Events Can Deliver Bang for the Buck—Even on a Budget

You can’t beat face-to-face contact for establishing credibility in a competitive space. When Sedai VP of Growth and Product Marketing John Jamie found traditional channels like pay-per-click and SEO overcrowded with incumbents, he turned to trade shows to build relationships and influence customer decisions.

Even with a small booth, simple tactics like clever giveaways (Sedai offered a Lego set as a prize) can be highly effective. In fact, one small event produced seven meetings and $500,000 in pipeline. “We spent a couple thousand dollars on travel, so we got a 200-to-one return,” said Jamie. In addition, the company’s own conferences featuring high-profile speakers have helped build its credibility and generate social and thought leadership content.
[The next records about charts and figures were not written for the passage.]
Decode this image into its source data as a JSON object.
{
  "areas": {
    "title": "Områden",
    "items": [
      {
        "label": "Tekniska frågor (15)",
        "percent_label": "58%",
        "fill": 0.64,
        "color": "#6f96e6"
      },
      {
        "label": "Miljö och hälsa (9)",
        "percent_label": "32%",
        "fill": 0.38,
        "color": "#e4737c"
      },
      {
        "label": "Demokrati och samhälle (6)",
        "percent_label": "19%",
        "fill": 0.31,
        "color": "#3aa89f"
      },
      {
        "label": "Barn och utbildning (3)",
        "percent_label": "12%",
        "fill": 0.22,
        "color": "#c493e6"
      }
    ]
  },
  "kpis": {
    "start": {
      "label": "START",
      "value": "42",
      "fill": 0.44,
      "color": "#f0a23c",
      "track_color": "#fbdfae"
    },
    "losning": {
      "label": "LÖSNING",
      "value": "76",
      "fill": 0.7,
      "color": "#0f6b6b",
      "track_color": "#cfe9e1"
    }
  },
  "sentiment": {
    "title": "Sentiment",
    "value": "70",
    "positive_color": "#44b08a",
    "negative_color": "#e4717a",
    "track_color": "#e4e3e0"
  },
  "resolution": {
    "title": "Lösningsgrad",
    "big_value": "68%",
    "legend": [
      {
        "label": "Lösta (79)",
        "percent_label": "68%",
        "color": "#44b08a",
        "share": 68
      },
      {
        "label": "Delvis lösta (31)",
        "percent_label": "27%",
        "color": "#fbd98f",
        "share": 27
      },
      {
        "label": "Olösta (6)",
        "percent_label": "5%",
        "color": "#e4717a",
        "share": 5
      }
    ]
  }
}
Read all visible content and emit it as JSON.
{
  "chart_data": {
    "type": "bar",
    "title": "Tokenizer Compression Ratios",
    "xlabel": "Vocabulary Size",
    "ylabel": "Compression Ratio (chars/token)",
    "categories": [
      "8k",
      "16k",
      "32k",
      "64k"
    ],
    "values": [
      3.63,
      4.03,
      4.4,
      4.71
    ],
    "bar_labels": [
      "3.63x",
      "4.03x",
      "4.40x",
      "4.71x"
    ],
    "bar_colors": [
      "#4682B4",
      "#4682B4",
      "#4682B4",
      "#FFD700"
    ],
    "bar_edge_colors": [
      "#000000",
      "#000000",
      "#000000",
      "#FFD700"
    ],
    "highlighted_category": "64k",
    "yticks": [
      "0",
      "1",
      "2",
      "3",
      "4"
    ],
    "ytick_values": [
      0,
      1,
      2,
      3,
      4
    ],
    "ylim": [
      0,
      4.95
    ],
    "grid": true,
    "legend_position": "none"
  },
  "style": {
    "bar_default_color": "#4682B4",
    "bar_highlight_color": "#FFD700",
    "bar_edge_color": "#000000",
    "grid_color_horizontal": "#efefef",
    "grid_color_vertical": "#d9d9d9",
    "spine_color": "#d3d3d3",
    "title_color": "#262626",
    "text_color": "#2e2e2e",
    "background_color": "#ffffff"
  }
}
Jamie’s experience echoes the findings of the 2024 Norwest Marketing & Sales Benchmark Report. Previewed at our summit, the report found trade shows particularly popular and effective for generating brand awareness for high-growth companies.

AI Can Help—Sometimes

No event (or blog) these days would be complete without at least mentioning AI. What are our marketing leaders learning about the capabilities and possibilities of AI in marketing?

Sajag Chikarsal, vice president of marketing at Celona, has used a Gen AI voice tool to turn presentations into podcasts—and then translate them into multiple languages. “The speed at which you can scale content and the quality of output is just amazing,” he said.

“Humans are still better writers and designers,” said Chris Golec, founder and CEO at Channel99. “But in marketing operations, AI will be much better at synthesizing information about trends and performance nuances to predict the future. All those legacy attribution models haven’t worked. So that’s a huge opportunity.”

Drew Sechrist, co-founder and CEO at Connect the Dots, highlighted the importance of focusing on the data that drives value for your business rather than reinventing the entire AI wheel. “We’re not going to go build our own foundational model,” he said. “That means we need to pump in all the data that an existing model needs to be able to do the thing we need it to do. What we need right now are plumbers.”

Thanks again to all the speakers, attendees, and Norwest team members who made our 2024 Growth Marketing Summit such a wonderful event. We can’t wait to learn from our leaders again next year!